Automated protein function prediction methods are the only practical approach for assigning functions to genes obtained from model organisms. Many of the previously reported function annotation methods are of limited utility for fungal protein annotation. They are often trained only to one species, are not available for high-volume data processing, or require the use of data derived by experiments such as microarray analysis. To meet the increasing need for high throughput, automated annotation of fungal genomes, we have developed a tool for annotating fungal protein sequences with terms from the Gene Ontology.

Results

We describe a classifier called PoGO (Prediction of Gene Ontology terms) that uses statistical pattern recognition methods to assign Gene Ontology (GO) terms to proteins from filamentous fungi. PoGO is organized as a meta-classifier in which each evidence source (sequence similarity, protein domains, protein structure and biochemical properties) is used to train independent base-level classifiers. The outputs of the base classifiers are used to train a meta-classifier, which provides the final assignment of GO terms.

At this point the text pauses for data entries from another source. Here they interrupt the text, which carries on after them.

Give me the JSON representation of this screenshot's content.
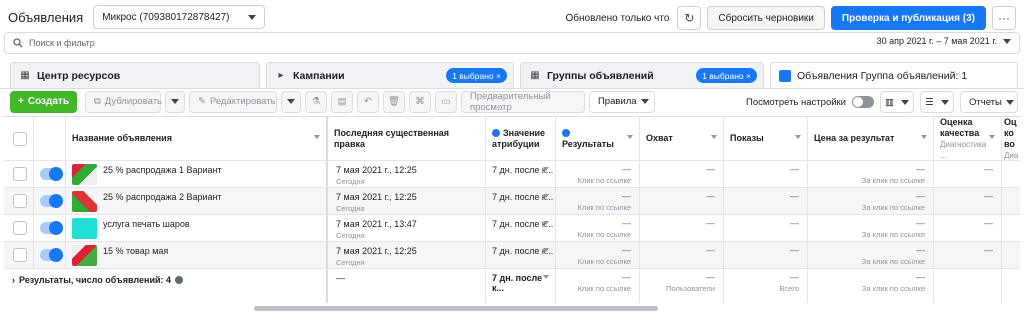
{
  "header": {
    "title": "Объявления",
    "account": "Микрос (709380172878427)",
    "updated_text": "Обновлено только что",
    "discard_label": "Сбросить черновики",
    "publish_label": "Проверка и публикация (3)",
    "more_label": "···"
  },
  "search": {
    "placeholder": "Поиск и фильтр",
    "date_range": "30 апр 2021 г. – 7 мая 2021 г."
  },
  "tabs": [
    {
      "label": "Центр ресурсов"
    },
    {
      "label": "Кампании",
      "chip": "1 выбрано ×"
    },
    {
      "label": "Группы объявлений",
      "chip": "1 выбрано ×"
    },
    {
      "label": "Объявления Группа объявлений: 1"
    }
  ],
  "toolbar": {
    "create_label": "Создать",
    "duplicate_label": "Дублировать",
    "edit_label": "Редактировать",
    "preview_label": "Предварительный просмотр",
    "rules_label": "Правила",
    "view_settings_label": "Посмотреть настройки",
    "reports_label": "Отчеты"
  },
  "table": {
    "columns": {
      "name": "Название объявления",
      "last_edit": "Последняя существенная правка",
      "attribution": "Значение атрибуции",
      "results": "Результаты",
      "reach": "Охват",
      "impressions": "Показы",
      "cost_per_result": "Цена за результат",
      "quality": "Оценка качества",
      "quality_sub": "Диагностика ...",
      "extra": "Оц ко во",
      "extra_sub": "Диа"
    },
    "rows": [
      {
        "name": "25 % распродажа 1 Вариант",
        "edit": "7 мая 2021 г., 12:25",
        "edit_sub": "Сегодня",
        "attribution": "7 дн. после к...",
        "results": "—",
        "results_sub": "Клик по ссылке",
        "reach": "—",
        "impressions": "—",
        "cost": "—",
        "cost_sub": "За клик по ссылке",
        "quality": "—"
      },
      {
        "name": "25 % распродажа 2 Вариант",
        "edit": "7 мая 2021 г., 12:25",
        "edit_sub": "Сегодня",
        "attribution": "7 дн. после к...",
        "results": "—",
        "results_sub": "Клик по ссылке",
        "reach": "—",
        "impressions": "—",
        "cost": "—",
        "cost_sub": "За клик по ссылке",
        "quality": "—"
      },
      {
        "name": "услуга печать шаров",
        "edit": "7 мая 2021 г., 13:47",
        "edit_sub": "Сегодня",
        "attribution": "7 дн. после к...",
        "results": "—",
        "results_sub": "Клик по ссылке",
        "reach": "—",
        "impressions": "—",
        "cost": "—",
        "cost_sub": "За клик по ссылке",
        "quality": "—"
      },
      {
        "name": "15 % товар мая",
        "edit": "7 мая 2021 г., 12:25",
        "edit_sub": "Сегодня",
        "attribution": "7 дн. после к...",
        "results": "—",
        "results_sub": "Клик по ссылке",
        "reach": "—",
        "impressions": "—",
        "cost": "—",
        "cost_sub": "За клик по ссылке",
        "quality": "—"
      }
    ],
    "summary": {
      "label": "Результаты, число объявлений: 4",
      "edit": "—",
      "attribution": "7 дн. после к...",
      "results": "—",
      "results_sub": "Клик по ссылке",
      "reach": "—",
      "reach_sub": "Пользователи",
      "impressions": "—",
      "impressions_sub": "Всего",
      "cost": "—",
      "cost_sub": "За клик по ссылке"
    }
  }
}
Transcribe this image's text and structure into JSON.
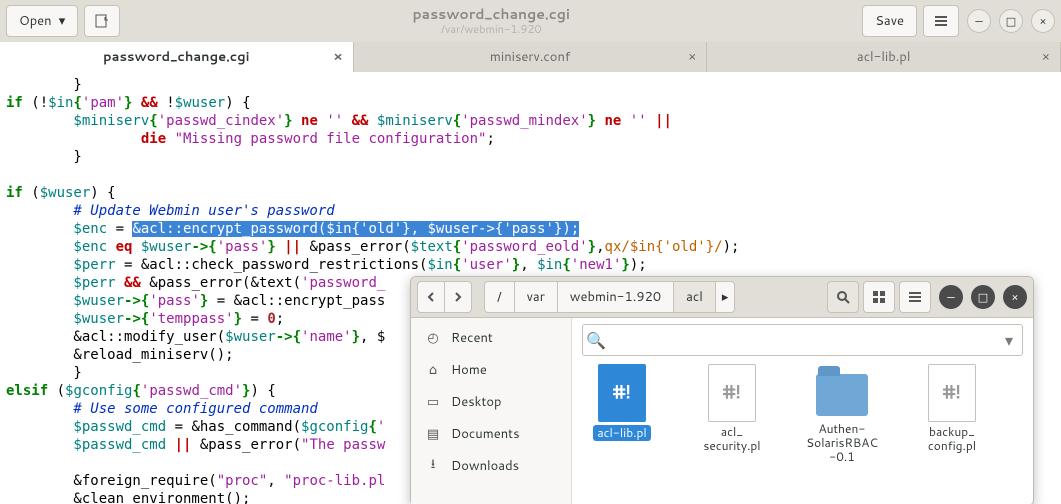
{
  "header": {
    "open": "Open",
    "save": "Save",
    "title": "password_change.cgi",
    "subtitle": "/var/webmin-1.920"
  },
  "tabs": [
    {
      "label": "password_change.cgi",
      "active": true
    },
    {
      "label": "miniserv.conf",
      "active": false
    },
    {
      "label": "acl-lib.pl",
      "active": false
    }
  ],
  "code": {
    "sel": "&acl::encrypt_password($in{'old'}, $wuser->{'pass'});",
    "l99_a": "if",
    "l99_b": " (!",
    "l99_c": "$in",
    "l99_d": "{",
    "l99_e": "'pam'",
    "l99_f": "}",
    "l99_g": " && ",
    "l99_h": "!",
    "l99_i": "$wuser",
    "l99_j": ") {",
    "l100a": "        $miniserv",
    "l100b": "{",
    "l100c": "'passwd_cindex'",
    "l100d": "}",
    "l100e": " ne ",
    "l100f": "''",
    "l100g": " && ",
    "l100h": "$miniserv",
    "l100i": "{",
    "l100j": "'passwd_mindex'",
    "l100k": "}",
    "l100l": " ne ",
    "l100m": "''",
    "l100n": " ||",
    "l101": "                die ",
    "l101s": "\"Missing password file configuration\"",
    "l101e": ";",
    "l105": "if",
    "l105b": " (",
    "l105c": "$wuser",
    "l105d": ") {",
    "l106": "        # Update Webmin user's password",
    "l107": "        $enc",
    "l107b": " = ",
    "l108": "        $enc",
    "l108b": " eq ",
    "l108c": "$wuser",
    "l108d": "->{",
    "l108e": "'pass'",
    "l108f": "}",
    "l108g": " || ",
    "l108h": "&pass_error(",
    "l108i": "$text",
    "l108j": "{",
    "l108k": "'password_eold'",
    "l108l": "}",
    "l108m": ",",
    "l108n": "qx/$in{'old'}/",
    "l108o": ");",
    "l109": "        $perr",
    "l109b": " = &acl::check_password_restrictions(",
    "l109c": "$in",
    "l109d": "{",
    "l109e": "'user'",
    "l109f": "}",
    "l109g": ", ",
    "l109h": "$in",
    "l109i": "{",
    "l109j": "'new1'",
    "l109k": "}",
    "l109l": ");",
    "l110": "        $perr",
    "l110b": " && ",
    "l110c": "&pass_error(&text(",
    "l110d": "'password_",
    "l111": "        $wuser",
    "l111b": "->{",
    "l111c": "'pass'",
    "l111d": "}",
    "l111e": " = &acl::encrypt_pass",
    "l112": "        $wuser",
    "l112b": "->{",
    "l112c": "'temppass'",
    "l112d": "}",
    "l112e": " = ",
    "l112f": "0",
    "l112g": ";",
    "l113": "        &acl::modify_user(",
    "l113b": "$wuser",
    "l113c": "->{",
    "l113d": "'name'",
    "l113e": "}",
    "l113f": ", $",
    "l114": "        &reload_miniserv();",
    "l116": "elsif",
    "l116b": " (",
    "l116c": "$gconfig",
    "l116d": "{",
    "l116e": "'passwd_cmd'",
    "l116f": "}",
    "l116g": ") {",
    "l117": "        # Use some configured command",
    "l118": "        $passwd_cmd",
    "l118b": " = &has_command(",
    "l118c": "$gconfig",
    "l118d": "{",
    "l118e": "'",
    "l119": "        $passwd_cmd",
    "l119b": " || ",
    "l119c": "&pass_error(",
    "l119d": "\"The passw",
    "l121": "        &foreign_require(",
    "l121b": "\"proc\"",
    "l121c": ", ",
    "l121d": "\"proc-lib.pl",
    "l122": "        &clean_environment();"
  },
  "files": {
    "breadcrumbs": [
      "/",
      "var",
      "webmin-1.920",
      "acl"
    ],
    "sidebar": [
      {
        "icon": "clock",
        "label": "Recent"
      },
      {
        "icon": "home",
        "label": "Home"
      },
      {
        "icon": "desktop",
        "label": "Desktop"
      },
      {
        "icon": "docs",
        "label": "Documents"
      },
      {
        "icon": "down",
        "label": "Downloads"
      }
    ],
    "items": [
      {
        "type": "file",
        "label": "acl-lib.pl",
        "selected": true
      },
      {
        "type": "file",
        "label": "acl_\nsecurity.pl"
      },
      {
        "type": "folder",
        "label": "Authen-\nSolarisRBAC\n-0.1"
      },
      {
        "type": "file",
        "label": "backup_\nconfig.pl"
      }
    ]
  }
}
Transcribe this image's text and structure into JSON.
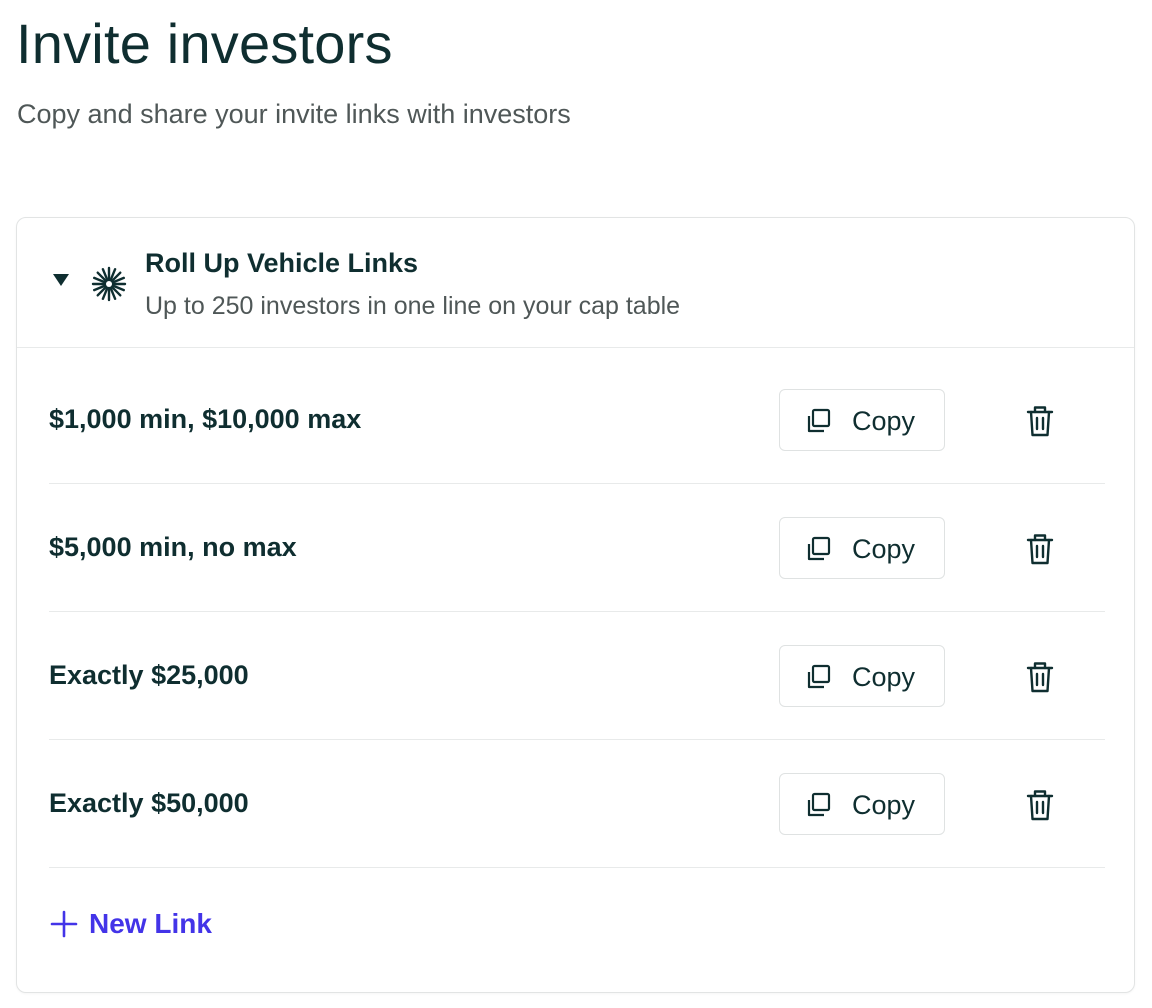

An independent classifier is trained for each GO term, making the system amenable to updating, without having to re-train the whole system. The resulting system is robust. It provides better accuracy and can assign GO terms to a higher percentage of unannotated protein sequences than other methods that we tested.

Conclusions

Our annotation system overcomes many of the shortcomings that we found in other methods. We also provide a web server where users can submit protein sequences to be annotated.